Perhaps the most important of the stolen Degas is a small watercolor (date unknown), “La Sortie Du Pesage” ("Leaving The Paddock"), which shows two horses and their jockeys lining up and being led into the track, surrounded by bystanders — quite a crowd for a picture only 4-by-6 inches. Fascinating changes of position are evident from the still visible pencil drawing. The vibrant brown-orange jacket and cap of the jockey closest to the viewer, in a drawing mainly brown except for the whites of the jockeys’ britches, is the major focus of our attention.

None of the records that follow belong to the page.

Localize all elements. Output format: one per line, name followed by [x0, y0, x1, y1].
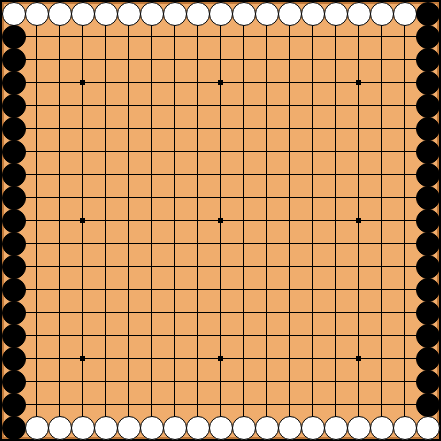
board-intersection[interactable] — [347, 278, 370, 301]
board-intersection[interactable] — [94, 94, 117, 117]
board-intersection[interactable] — [140, 393, 163, 416]
board-intersection[interactable] — [94, 278, 117, 301]
board-intersection[interactable] — [393, 209, 416, 232]
board-intersection[interactable] — [416, 301, 439, 324]
board-intersection[interactable] — [301, 324, 324, 347]
board-intersection[interactable] — [2, 370, 25, 393]
board-intersection[interactable] — [163, 416, 186, 439]
board-intersection[interactable] — [48, 255, 71, 278]
board-intersection[interactable] — [416, 25, 439, 48]
board-intersection[interactable] — [232, 186, 255, 209]
board-intersection[interactable] — [48, 25, 71, 48]
board-intersection[interactable] — [393, 140, 416, 163]
board-intersection[interactable] — [278, 278, 301, 301]
board-intersection[interactable] — [324, 324, 347, 347]
board-intersection[interactable] — [255, 324, 278, 347]
board-intersection[interactable] — [416, 278, 439, 301]
board-intersection[interactable] — [186, 370, 209, 393]
board-intersection[interactable] — [255, 370, 278, 393]
board-intersection[interactable] — [48, 186, 71, 209]
board-intersection[interactable] — [278, 393, 301, 416]
board-intersection[interactable] — [117, 416, 140, 439]
board-intersection[interactable] — [71, 370, 94, 393]
board-intersection[interactable] — [370, 71, 393, 94]
board-intersection[interactable] — [2, 71, 25, 94]
board-intersection[interactable] — [301, 140, 324, 163]
board-intersection[interactable] — [209, 347, 232, 370]
board-intersection[interactable] — [209, 255, 232, 278]
board-intersection[interactable] — [48, 209, 71, 232]
board-intersection[interactable] — [347, 25, 370, 48]
board-intersection[interactable] — [163, 301, 186, 324]
board-intersection[interactable] — [186, 48, 209, 71]
board-intersection[interactable] — [232, 278, 255, 301]
board-intersection[interactable] — [25, 140, 48, 163]
board-intersection[interactable] — [324, 94, 347, 117]
board-intersection[interactable] — [370, 25, 393, 48]
board-intersection[interactable] — [25, 186, 48, 209]
board-intersection[interactable] — [71, 94, 94, 117]
board-intersection[interactable] — [71, 140, 94, 163]
board-intersection[interactable] — [324, 301, 347, 324]
board-intersection[interactable] — [255, 255, 278, 278]
board-intersection[interactable] — [232, 347, 255, 370]
board-intersection[interactable] — [232, 117, 255, 140]
board-intersection[interactable] — [163, 209, 186, 232]
board-intersection[interactable] — [255, 2, 278, 25]
board-intersection[interactable] — [163, 117, 186, 140]
board-intersection[interactable] — [416, 416, 439, 439]
board-intersection[interactable] — [140, 232, 163, 255]
board-intersection[interactable] — [324, 370, 347, 393]
board-intersection[interactable] — [209, 2, 232, 25]
board-intersection[interactable] — [370, 94, 393, 117]
board-intersection[interactable] — [186, 117, 209, 140]
board-intersection[interactable] — [140, 347, 163, 370]
board-intersection[interactable] — [255, 393, 278, 416]
board-intersection[interactable] — [117, 393, 140, 416]
board-intersection[interactable] — [347, 324, 370, 347]
board-intersection[interactable] — [25, 370, 48, 393]
board-intersection[interactable] — [140, 140, 163, 163]
board-intersection[interactable] — [48, 347, 71, 370]
board-intersection[interactable] — [117, 232, 140, 255]
board-intersection[interactable] — [117, 71, 140, 94]
board-intersection[interactable] — [2, 255, 25, 278]
board-intersection[interactable] — [186, 347, 209, 370]
board-intersection[interactable] — [370, 255, 393, 278]
board-intersection[interactable] — [278, 186, 301, 209]
board-intersection[interactable] — [2, 48, 25, 71]
board-intersection[interactable] — [2, 117, 25, 140]
board-intersection[interactable] — [255, 347, 278, 370]
board-intersection[interactable] — [232, 48, 255, 71]
board-intersection[interactable] — [370, 163, 393, 186]
board-intersection[interactable] — [278, 71, 301, 94]
board-intersection[interactable] — [416, 255, 439, 278]
board-intersection[interactable] — [71, 416, 94, 439]
board-intersection[interactable] — [94, 301, 117, 324]
board-intersection[interactable] — [232, 71, 255, 94]
board-intersection[interactable] — [140, 324, 163, 347]
board-intersection[interactable] — [117, 48, 140, 71]
board-intersection[interactable] — [186, 416, 209, 439]
board-intersection[interactable] — [186, 301, 209, 324]
board-intersection[interactable] — [117, 324, 140, 347]
board-intersection[interactable] — [186, 140, 209, 163]
board-intersection[interactable] — [209, 393, 232, 416]
board-intersection[interactable] — [255, 140, 278, 163]
board-intersection[interactable] — [301, 416, 324, 439]
board-intersection[interactable] — [255, 301, 278, 324]
board-intersection[interactable] — [71, 48, 94, 71]
board-intersection[interactable] — [48, 140, 71, 163]
board-intersection[interactable] — [209, 324, 232, 347]
board-intersection[interactable] — [186, 278, 209, 301]
board-intersection[interactable] — [25, 163, 48, 186]
board-intersection[interactable] — [255, 416, 278, 439]
board-intersection[interactable] — [48, 324, 71, 347]
board-intersection[interactable] — [301, 25, 324, 48]
board-intersection[interactable] — [324, 347, 347, 370]
board-intersection[interactable] — [48, 278, 71, 301]
board-intersection[interactable] — [209, 232, 232, 255]
board-intersection[interactable] — [71, 232, 94, 255]
board-intersection[interactable] — [324, 255, 347, 278]
board-intersection[interactable] — [140, 416, 163, 439]
board-intersection[interactable] — [278, 301, 301, 324]
board-intersection[interactable] — [94, 324, 117, 347]
board-intersection[interactable] — [48, 416, 71, 439]
board-intersection[interactable] — [370, 186, 393, 209]
board-intersection[interactable] — [301, 393, 324, 416]
board-intersection[interactable] — [94, 347, 117, 370]
board-intersection[interactable] — [301, 370, 324, 393]
board-intersection[interactable] — [393, 301, 416, 324]
board-intersection[interactable] — [94, 25, 117, 48]
board-intersection[interactable] — [324, 140, 347, 163]
board-intersection[interactable] — [2, 209, 25, 232]
board-intersection[interactable] — [48, 2, 71, 25]
board-intersection[interactable] — [416, 48, 439, 71]
board-intersection[interactable] — [393, 416, 416, 439]
board-intersection[interactable] — [2, 232, 25, 255]
board-intersection[interactable] — [140, 25, 163, 48]
board-intersection[interactable] — [278, 163, 301, 186]
board-intersection[interactable] — [232, 2, 255, 25]
board-intersection[interactable] — [71, 255, 94, 278]
board-intersection[interactable] — [324, 232, 347, 255]
board-intersection[interactable] — [324, 416, 347, 439]
board-intersection[interactable] — [232, 232, 255, 255]
board-intersection[interactable] — [2, 94, 25, 117]
board-intersection[interactable] — [163, 163, 186, 186]
board-intersection[interactable] — [416, 117, 439, 140]
board-intersection[interactable] — [278, 140, 301, 163]
board-intersection[interactable] — [347, 416, 370, 439]
board-intersection[interactable] — [209, 278, 232, 301]
board-intersection[interactable] — [71, 301, 94, 324]
board-intersection[interactable] — [347, 393, 370, 416]
board-intersection[interactable] — [347, 163, 370, 186]
board-intersection[interactable] — [94, 2, 117, 25]
board-intersection[interactable] — [163, 393, 186, 416]
board-intersection[interactable] — [393, 278, 416, 301]
board-intersection[interactable] — [163, 94, 186, 117]
board-intersection[interactable] — [324, 71, 347, 94]
board-intersection[interactable] — [301, 94, 324, 117]
board-intersection[interactable] — [370, 347, 393, 370]
board-intersection[interactable] — [2, 301, 25, 324]
board-intersection[interactable] — [209, 71, 232, 94]
board-intersection[interactable] — [186, 2, 209, 25]
board-intersection[interactable] — [209, 140, 232, 163]
board-intersection[interactable] — [347, 209, 370, 232]
board-intersection[interactable] — [94, 393, 117, 416]
board-intersection[interactable] — [71, 186, 94, 209]
board-intersection[interactable] — [163, 140, 186, 163]
board-intersection[interactable] — [278, 48, 301, 71]
board-intersection[interactable] — [393, 94, 416, 117]
board-intersection[interactable] — [278, 94, 301, 117]
board-intersection[interactable] — [140, 163, 163, 186]
board-intersection[interactable] — [2, 393, 25, 416]
board-intersection[interactable] — [301, 186, 324, 209]
board-intersection[interactable] — [347, 71, 370, 94]
board-intersection[interactable] — [71, 278, 94, 301]
board-intersection[interactable] — [117, 163, 140, 186]
board-intersection[interactable] — [94, 370, 117, 393]
board-intersection[interactable] — [25, 416, 48, 439]
board-intersection[interactable] — [48, 301, 71, 324]
board-intersection[interactable] — [117, 278, 140, 301]
board-intersection[interactable] — [416, 347, 439, 370]
board-intersection[interactable] — [255, 186, 278, 209]
board-intersection[interactable] — [324, 117, 347, 140]
board-intersection[interactable] — [25, 324, 48, 347]
board-intersection[interactable] — [393, 393, 416, 416]
board-intersection[interactable] — [140, 370, 163, 393]
board-intersection[interactable] — [416, 370, 439, 393]
board-intersection[interactable] — [163, 347, 186, 370]
board-intersection[interactable] — [2, 186, 25, 209]
board-intersection[interactable] — [416, 163, 439, 186]
board-intersection[interactable] — [255, 48, 278, 71]
board-intersection[interactable] — [255, 163, 278, 186]
board-intersection[interactable] — [186, 186, 209, 209]
board-intersection[interactable] — [278, 232, 301, 255]
board-intersection[interactable] — [209, 209, 232, 232]
board-intersection[interactable] — [140, 117, 163, 140]
board-intersection[interactable] — [393, 163, 416, 186]
board-intersection[interactable] — [71, 71, 94, 94]
board-intersection[interactable] — [393, 48, 416, 71]
board-intersection[interactable] — [48, 163, 71, 186]
board-intersection[interactable] — [117, 186, 140, 209]
board-intersection[interactable] — [255, 117, 278, 140]
board-intersection[interactable] — [163, 278, 186, 301]
board-intersection[interactable] — [301, 278, 324, 301]
board-intersection[interactable] — [393, 186, 416, 209]
board-intersection[interactable] — [209, 416, 232, 439]
board-intersection[interactable] — [117, 301, 140, 324]
board-intersection[interactable] — [393, 25, 416, 48]
board-intersection[interactable] — [163, 25, 186, 48]
board-intersection[interactable] — [301, 163, 324, 186]
board-intersection[interactable] — [209, 186, 232, 209]
board-intersection[interactable] — [140, 48, 163, 71]
board-intersection[interactable] — [232, 324, 255, 347]
board-intersection[interactable] — [48, 232, 71, 255]
board-intersection[interactable] — [370, 117, 393, 140]
board-intersection[interactable] — [71, 324, 94, 347]
board-intersection[interactable] — [301, 347, 324, 370]
board-intersection[interactable] — [186, 393, 209, 416]
board-intersection[interactable] — [94, 48, 117, 71]
board-intersection[interactable] — [2, 278, 25, 301]
board-intersection[interactable] — [209, 370, 232, 393]
board-intersection[interactable] — [25, 2, 48, 25]
board-intersection[interactable] — [25, 255, 48, 278]
board-intersection[interactable] — [393, 347, 416, 370]
board-intersection[interactable] — [25, 25, 48, 48]
board-intersection[interactable] — [94, 232, 117, 255]
board-intersection[interactable] — [278, 324, 301, 347]
board-intersection[interactable] — [140, 94, 163, 117]
board-intersection[interactable] — [140, 186, 163, 209]
board-intersection[interactable] — [347, 370, 370, 393]
board-intersection[interactable] — [347, 117, 370, 140]
board-intersection[interactable] — [209, 48, 232, 71]
board-intersection[interactable] — [416, 209, 439, 232]
board-intersection[interactable] — [370, 416, 393, 439]
board-intersection[interactable] — [347, 140, 370, 163]
board-intersection[interactable] — [2, 140, 25, 163]
board-intersection[interactable] — [232, 301, 255, 324]
board-intersection[interactable] — [301, 232, 324, 255]
board-intersection[interactable] — [370, 301, 393, 324]
board-intersection[interactable] — [324, 186, 347, 209]
board-intersection[interactable] — [117, 2, 140, 25]
board-intersection[interactable] — [25, 209, 48, 232]
board-intersection[interactable] — [94, 117, 117, 140]
board-intersection[interactable] — [324, 393, 347, 416]
board-intersection[interactable] — [278, 2, 301, 25]
board-intersection[interactable] — [347, 232, 370, 255]
board-intersection[interactable] — [209, 163, 232, 186]
board-intersection[interactable] — [416, 186, 439, 209]
board-intersection[interactable] — [209, 25, 232, 48]
board-intersection[interactable] — [324, 48, 347, 71]
board-intersection[interactable] — [324, 278, 347, 301]
board-intersection[interactable] — [209, 94, 232, 117]
board-intersection[interactable] — [25, 94, 48, 117]
board-intersection[interactable] — [94, 163, 117, 186]
board-intersection[interactable] — [25, 232, 48, 255]
board-intersection[interactable] — [301, 301, 324, 324]
board-intersection[interactable] — [416, 2, 439, 25]
board-intersection[interactable] — [117, 370, 140, 393]
board-intersection[interactable] — [71, 2, 94, 25]
board-intersection[interactable] — [163, 186, 186, 209]
board-intersection[interactable] — [370, 209, 393, 232]
board-intersection[interactable] — [186, 209, 209, 232]
board-intersection[interactable] — [25, 393, 48, 416]
board-intersection[interactable] — [186, 71, 209, 94]
board-intersection[interactable] — [71, 393, 94, 416]
board-intersection[interactable] — [255, 209, 278, 232]
board-intersection[interactable] — [255, 25, 278, 48]
board-intersection[interactable] — [324, 25, 347, 48]
board-intersection[interactable] — [393, 71, 416, 94]
board-intersection[interactable] — [2, 2, 25, 25]
board-intersection[interactable] — [25, 301, 48, 324]
board-intersection[interactable] — [232, 25, 255, 48]
board-intersection[interactable] — [163, 255, 186, 278]
board-intersection[interactable] — [255, 94, 278, 117]
board-intersection[interactable] — [232, 163, 255, 186]
board-intersection[interactable] — [347, 94, 370, 117]
board-intersection[interactable] — [232, 370, 255, 393]
board-intersection[interactable] — [186, 163, 209, 186]
board-intersection[interactable] — [140, 301, 163, 324]
board-intersection[interactable] — [232, 255, 255, 278]
board-intersection[interactable] — [255, 232, 278, 255]
board-intersection[interactable] — [347, 301, 370, 324]
board-intersection[interactable] — [117, 209, 140, 232]
board-intersection[interactable] — [186, 94, 209, 117]
board-intersection[interactable] — [278, 255, 301, 278]
board-intersection[interactable] — [278, 370, 301, 393]
board-intersection[interactable] — [25, 71, 48, 94]
board-intersection[interactable] — [2, 324, 25, 347]
board-intersection[interactable] — [163, 48, 186, 71]
board-intersection[interactable] — [209, 117, 232, 140]
board-intersection[interactable] — [48, 71, 71, 94]
board-intersection[interactable] — [232, 209, 255, 232]
board-intersection[interactable] — [140, 2, 163, 25]
board-intersection[interactable] — [186, 25, 209, 48]
board-intersection[interactable] — [2, 25, 25, 48]
board-intersection[interactable] — [232, 140, 255, 163]
board-intersection[interactable] — [232, 416, 255, 439]
board-intersection[interactable] — [94, 416, 117, 439]
board-intersection[interactable] — [301, 71, 324, 94]
board-intersection[interactable] — [393, 324, 416, 347]
board-intersection[interactable] — [117, 25, 140, 48]
board-intersection[interactable] — [163, 232, 186, 255]
board-intersection[interactable] — [140, 255, 163, 278]
board-intersection[interactable] — [370, 278, 393, 301]
board-intersection[interactable] — [94, 209, 117, 232]
board-intersection[interactable] — [278, 25, 301, 48]
board-intersection[interactable] — [163, 71, 186, 94]
board-intersection[interactable] — [416, 393, 439, 416]
board-intersection[interactable] — [324, 209, 347, 232]
board-intersection[interactable] — [301, 48, 324, 71]
board-intersection[interactable] — [370, 370, 393, 393]
board-intersection[interactable] — [324, 163, 347, 186]
board-intersection[interactable] — [393, 255, 416, 278]
board-intersection[interactable] — [71, 117, 94, 140]
board-intersection[interactable] — [255, 278, 278, 301]
board-intersection[interactable] — [186, 324, 209, 347]
board-intersection[interactable] — [393, 370, 416, 393]
board-intersection[interactable] — [370, 324, 393, 347]
board-intersection[interactable] — [416, 324, 439, 347]
board-intersection[interactable] — [2, 163, 25, 186]
board-intersection[interactable] — [117, 255, 140, 278]
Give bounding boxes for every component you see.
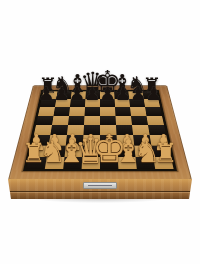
- piece-black-pawn-h7[interactable]: ♟: [145, 86, 162, 105]
- piece-black-pawn-c7[interactable]: ♟: [69, 86, 86, 105]
- piece-black-pawn-b7[interactable]: ♟: [53, 86, 70, 105]
- piece-black-pawn-d7[interactable]: ♟: [84, 86, 101, 105]
- piece-black-pawn-e7[interactable]: ♟: [99, 86, 116, 105]
- piece-white-rook-h1[interactable]: ♜: [154, 140, 178, 167]
- piece-black-pawn-g7[interactable]: ♟: [130, 86, 147, 105]
- piece-black-pawn-f7[interactable]: ♟: [115, 86, 132, 105]
- piece-black-pawn-a7[interactable]: ♟: [38, 86, 55, 105]
- pieces-layer: ♜♞♝♛♚♝♞♜♟♟♟♟♟♟♟♟♟♟♟♟♟♟♟♟♜♞♝♛♚♝♞♜: [0, 0, 200, 264]
- product-photo-scene: ♜♞♝♛♚♝♞♜♟♟♟♟♟♟♟♟♟♟♟♟♟♟♟♟♜♞♝♛♚♝♞♜: [0, 0, 200, 264]
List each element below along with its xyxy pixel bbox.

The final two missing works by Degas are a pair of 12-by-8-inch charcoal sketches from 1884, both studies for a program “for an artistic soiree,” one a little more finished than the other. A square in the lower right-hand corner is left blank, presumably the space for information about the soiree. The figures surrounding the empty space include a dancing couple pointing their toes (the woman in a tutu and toe shoes), a woman holding bound pages in one hand (ironically, in the sketchier version, she’s more clearly a singer holding a score), the upper body of a man in an 18th-century hat and wig, sailing ships in a harbor (so sketchy in the less finished version it’s impossible to tell what the drawn lines represent), two smokestacks belching smoke, a harp partially concealing a bass fiddle behind it, with the fiddle bow illusionistically drawn over (rather than behind) the upper part of the blank square. These pages are both charming and puzzling. What kind of fun soiree would such disparate images suggest?
A Bronze Eagle Finial
The Oxford Dictionary defines a finial as an ornament at the top, end or corner of an object. The 10-inch tall bronze eagle that was stolen from the Gardner formed the decorative top of a flagpole to which was attached a silk flag from Napoleon’s First Regiment of Imperial Guard. The eagle stands proud, with its wings spread, almost glaring. Although they tried, the thieves were unable to remove the entire flag, which was in a case screwed to the wall of the Short Gallery, so they finally settled for the finial. The entire object hung in Mrs. Gardner’s Beacon Street house before she built the museum. The finial is gone, but the flag is still there.
An Ancient Chinese Gu
According to the Gardner Museum website, this 10-inch tall ancient Shang dynasty bronze beaker was one of the oldest objects in the entire collection, and by far the oldest of the stolen objects. Mrs. Gardner bought it in 1922 for $17,500 and placed it in the Dutch Room on a small table in front of Zurburán’s “Doctor of Law,” the painting just to the right of the stolen Rembrandt seascape. The austere trumpet-shaped cup of the beaker is supported by a stem and base overwrought with more intricate interweaving. It was surely one of the most elegant pieces in the entire museum.